泡盛で濡れた腕を面倒臭そうに振ると、アキコが言った。
「だけどさ、日本酒じゃないとダメだはず」
「なんでかー?」
顔にかかった泡盛を、しかめっ面で拭っていたケイスケが言った。
「そんなことあたしが知るわけないさーね。でもじーじーが見てた任侠映画じゃ、そんな感じだったさ」
女子ながら兄貴分のアキコの言うことに、逆らえる男子はいない。幼稚園に入る頃には築かれていたこの関係はその後全く変わらず、中学に入学し成長期を迎え、体がアキコより一回りほど大きくなった今でも「アキコが一番」と刷り込まれ、もはや抗いようのない本能として、四人の男子中学生のDNAの中枢部分に根付いている。
ヒデシとユウジも黙って紙コップを傾け、そしてむせた。
「うえっ!こんなの、大人はよく飲めるな!」
口の中に残っている分も吐き出そうと、げーげー言っている四人の男子を尻目に、アキコはしかめっ面をしながらも全部飲み干し、男子たちの頭をひとりずつはたきながら高らかに宣言した。

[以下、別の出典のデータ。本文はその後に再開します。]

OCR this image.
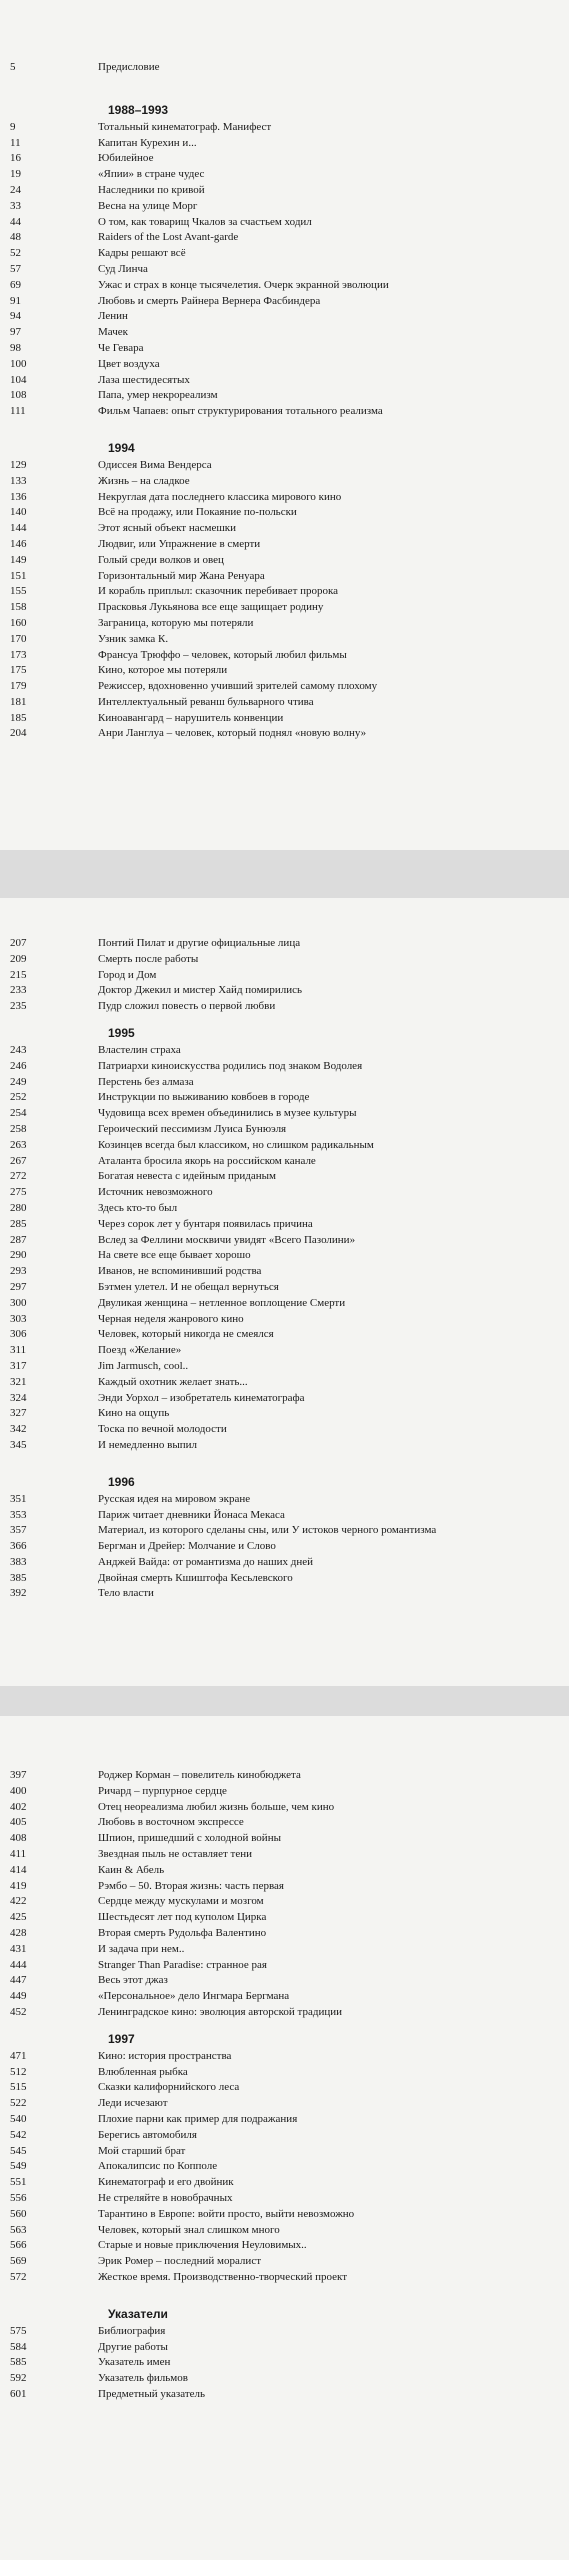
5	Предисловие
1988–1993
9	Тотальный кинематограф. Манифест
11	Капитан Курехин и...
16	Юбилейное
19	«Япии» в стране чудес
24	Наследники по кривой
33	Весна на улице Морг
44	О том, как товарищ Чкалов за счастьем ходил
48	Raiders of the Lost Avant-garde
52	Кадры решают всё
57	Суд Линча
69	Ужас и страх в конце тысячелетия. Очерк экранной эволюции
91	Любовь и смерть Райнера Вернера Фасбиндера
94	Ленин
97	Мачек
98	Че Гевара
100	Цвет воздуха
104	Лаза шестидесятых
108	Папа, умер некрореализм
111	Фильм Чапаев: опыт структурирования тотального реализма
1994
129	Одиссея Вима Вендерса
133	Жизнь – на сладкое
136	Некруглая дата последнего классика мирового кино
140	Всё на продажу, или Покаяние по-польски
144	Этот ясный объект насмешки
146	Людвиг, или Упражнение в смерти
149	Голый среди волков и овец
151	Горизонтальный мир Жана Ренуара
155	И корабль приплыл: сказочник перебивает пророка
158	Прасковья Лукьянова все еще защищает родину
160	Заграница, которую мы потеряли
170	Узник замка К.
173	Франсуа Трюффо – человек, который любил фильмы
175	Кино, которое мы потеряли
179	Режиссер, вдохновенно учивший зрителей самому плохому
181	Интеллектуальный реванш бульварного чтива
185	Киноавангард – нарушитель конвенции
204	Анри Ланглуа – человек, который поднял «новую волну»
207	Понтий Пилат и другие официальные лица
209	Смерть после работы
215	Город и Дом
233	Доктор Джекил и мистер Хайд помирились
235	Пудр сложил повесть о первой любви
1995
243	Властелин страха
246	Патриархи киноискусства родились под знаком Водолея
249	Перстень без алмаза
252	Инструкции по выживанию ковбоев в городе
254	Чудовища всех времен объединились в музее культуры
258	Героический пессимизм Луиса Бунюэля
263	Козинцев всегда был классиком, но слишком радикальным
267	Аталанта бросила якорь на российском канале
272	Богатая невеста с идейным приданым
275	Источник невозможного
280	Здесь кто-то был
285	Через сорок лет у бунтаря появилась причина
287	Вслед за Феллини москвичи увидят «Всего Пазолини»
290	На свете все еще бывает хорошо
293	Иванов, не вспоминивший родства
297	Бэтмен улетел. И не обещал вернуться
300	Двуликая женщина – нетленное воплощение Смерти
303	Черная неделя жанрового кино
306	Человек, который никогда не смеялся
311	Поезд «Желание»
317	Jim Jarmusch, cool..
321	Каждый охотник желает знать...
324	Энди Уорхол – изобретатель кинематографа
327	Кино на ощупь
342	Тоска по вечной молодости
345	И немедленно выпил
1996
351	Русская идея на мировом экране
353	Париж читает дневники Йонаса Мекаса
357	Материал, из которого сделаны сны, или У истоков черного романтизма
366	Бергман и Дрейер: Молчание и Слово
383	Анджей Вайда: от романтизма до наших дней
385	Двойная смерть Кшиштофа Кесьлевского
392	Тело власти
397	Роджер Корман – повелитель кинобюджета
400	Ричард – пурпурное сердце
402	Отец неореализма любил жизнь больше, чем кино
405	Любовь в восточном экспрессе
408	Шпион, пришедший с холодной войны
411	Звездная пыль не оставляет тени
414	Каин & Абель
419	Рэмбо – 50. Вторая жизнь: часть первая
422	Сердце между мускулами и мозгом
425	Шестьдесят лет под куполом Цирка
428	Вторая смерть Рудольфа Валентино
431	И задача при нем..
444	Stranger Than Paradise: странное рая
447	Весь этот джаз
449	«Персональное» дело Ингмара Бергмана
452	Ленинградское кино: эволюция авторской традиции
1997
471	Кино: история пространства
512	Влюбленная рыбка
515	Сказки калифорнийского леса
522	Леди исчезают
540	Плохие парни как пример для подражания
542	Берегись автомобиля
545	Мой старший брат
549	Апокалипсис по Копполе
551	Кинематограф и его двойник
556	Не стреляйте в новобрачных
560	Тарантино в Европе: войти просто, выйти невозможно
563	Человек, который знал слишком много
566	Старые и новые приключения Неуловимых..
569	Эрик Ромер – последний моралист
572	Жесткое время. Производственно-творческий проект
Указатели
575	Библиография
584	Другие работы
585	Указатель имен
592	Указатель фильмов
601	Предметный указатель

「これで正式に私が親分さーね!あんたら、これから私の言うことは何でも聞くこと!」
ヒデシが口を拭いながら言う。
「はあー?盃交わしたらみんな仲良く兄弟さ」
「何言ってるば。いつ私が五分の兄弟盃交わすって言った?親子盃か、折れて折れての八分二分の兄弟盃でしょうが。そもそも、あんたら飲み干せてないさーね」
呆気にとられている男子たちの顔をゆっくり見渡すと、アキコが静かに言った。
「ま、そういうことじゃけえ、わしの為によう働けよ。おう?」
どうやら任侠映画を観ていたのはじーじーではなくアキコらしい。
その後降りかかる数々の理不尽な命令に、四人の男子たちは力を合わせて乗り越え、なにかと頭を下げ、下げた頭をはたかれ、それでも下げ続けた頭が薄くなってきた頃、タケルたちはなんとか五分の兄弟であることを認めてもらったが、幾度かのシーソーゲームを経て、最終的にはアキコを兄貴分とした七分三分となり、四十代も折り返し地点に来た今でも、沖縄県那覇市の隅っこにひっそりと存在する商店街、「てぃーだ商店街」で、五人は仲良く並んで店を経営している。